Originally, the SRE team had set up all the alerting and monitoring tools. However, once we turned the alerts over to each of the dev teams, they took them and ran. Because each team felt a renewed sense of ownership over their alerts, they started to improve and build on them. Not only did they make more alerts, but they also improved the accuracy of the existing ones. 

A renewed sense of ownership

Even though one team might edit the code that another team supports, there is still a keen sense of ownership for the supporting team; this team acts almost as the domain experts over their section of code. Using the CODEOWNERS file ensures that the supporting team is made aware and can sign off on any changes made by other teams, and because each chunk of code a team supports is small, they can actually learn from it.

Faster incident response 

With three devs on-call at once and each one of them focusing on a smaller piece of the application, they can spot problems a lot faster. Each team also wants to ensure that when things do go wrong they are caught quickly. Many teams choose to tune their alerts to warn them of problems even faster than they were originally set up for.

Triaging and figuring out the root cause of issues is also a lot faster. Teams are intimately familiar with their alerts and the pieces of code they own which allows them to figure out problems quicker than before.  

Never alone

Having three devs on-call at once means that none of them ever feel alone. If things start to fall apart in one section of the application, the dev that owns that part knows there are two others available to help if they need it. Just knowing that you have someone else who is easily accessible can do wonders for your confidence when you are on-call.

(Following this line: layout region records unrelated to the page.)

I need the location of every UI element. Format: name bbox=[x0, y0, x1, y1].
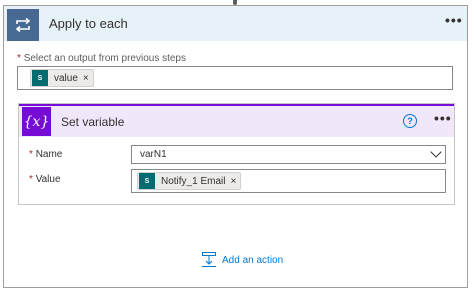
output-field-label: * Select an output from previous steps bbox=[17, 53, 186, 64]
variable-icon: {x} bbox=[22, 107, 51, 136]
notify-email-token[interactable]: S Notify_1 Email × bbox=[137, 172, 242, 190]
help-icon[interactable]: ? bbox=[403, 114, 417, 128]
apply-to-each-card: Apply to each ••• * Select an output fro… bbox=[3, 5, 468, 288]
apply-to-each-header[interactable]: Apply to each ••• bbox=[4, 6, 467, 41]
set-variable-header[interactable]: {x} Set variable ? ••• bbox=[19, 104, 454, 137]
apply-to-each-title: Apply to each bbox=[49, 16, 128, 31]
required-marker: * bbox=[29, 149, 33, 160]
sharepoint-icon: S bbox=[139, 173, 155, 189]
name-label-text: Name bbox=[35, 149, 63, 160]
name-value: varN1 bbox=[140, 149, 167, 160]
value-label-text: Value bbox=[35, 174, 61, 185]
output-field-label-text: Select an output from previous steps bbox=[23, 53, 186, 64]
add-an-action-button[interactable]: Add an action bbox=[202, 252, 283, 268]
add-action-icon bbox=[202, 252, 216, 267]
value-token[interactable]: S value × bbox=[30, 69, 94, 87]
sharepoint-icon: S bbox=[32, 70, 48, 86]
required-marker: * bbox=[17, 53, 21, 64]
more-options-icon[interactable]: ••• bbox=[445, 12, 463, 28]
name-dropdown[interactable]: varN1 bbox=[131, 145, 446, 164]
more-options-icon[interactable]: ••• bbox=[434, 110, 452, 126]
value-label: * Value bbox=[29, 174, 61, 185]
remove-token-icon[interactable]: × bbox=[83, 73, 89, 84]
loop-icon bbox=[7, 9, 39, 41]
add-action-label: Add an action bbox=[222, 254, 284, 266]
set-variable-card: {x} Set variable ? ••• * Name varN1 * Va… bbox=[18, 103, 455, 205]
name-label: * Name bbox=[29, 149, 62, 160]
remove-token-icon[interactable]: × bbox=[230, 176, 236, 187]
chevron-down-icon bbox=[430, 146, 442, 158]
notify-email-token-label: Notify_1 Email bbox=[161, 175, 226, 187]
value-token-label: value bbox=[54, 72, 78, 84]
output-token-field[interactable]: S value × bbox=[17, 66, 453, 90]
required-marker: * bbox=[29, 174, 33, 185]
value-field[interactable]: S Notify_1 Email × bbox=[131, 169, 446, 193]
set-variable-title: Set variable bbox=[61, 115, 125, 129]
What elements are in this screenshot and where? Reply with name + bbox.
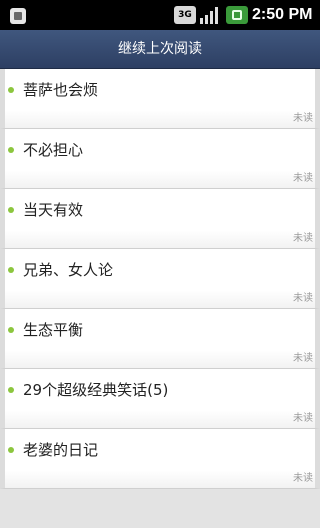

Improved cross-team communication

As I stated before, each of the three dev teams worked across the entire application and would often change code that another team supported. Having the CODEOWNERS file ensured that the on-call team was alerted to those changes. This not only allowed for a good technical review process, but it kept each of the teams up to date on what the other teams were working on and doing.

On-call shouldn't suck

On-call is something that many people in this industry dread and it shouldn't be that way. If people are dreading on-call then something is broken with your system. Sure, everyone at some point will get that late-night or weekend page that is a pain, but that pain shouldn't be the norm. If on-call makes people want to pull their hair out all the time, then you have a problem that you need to fix. I hope this article has given you some ideas to help you improve your own on-call system so that it can benefit everyone.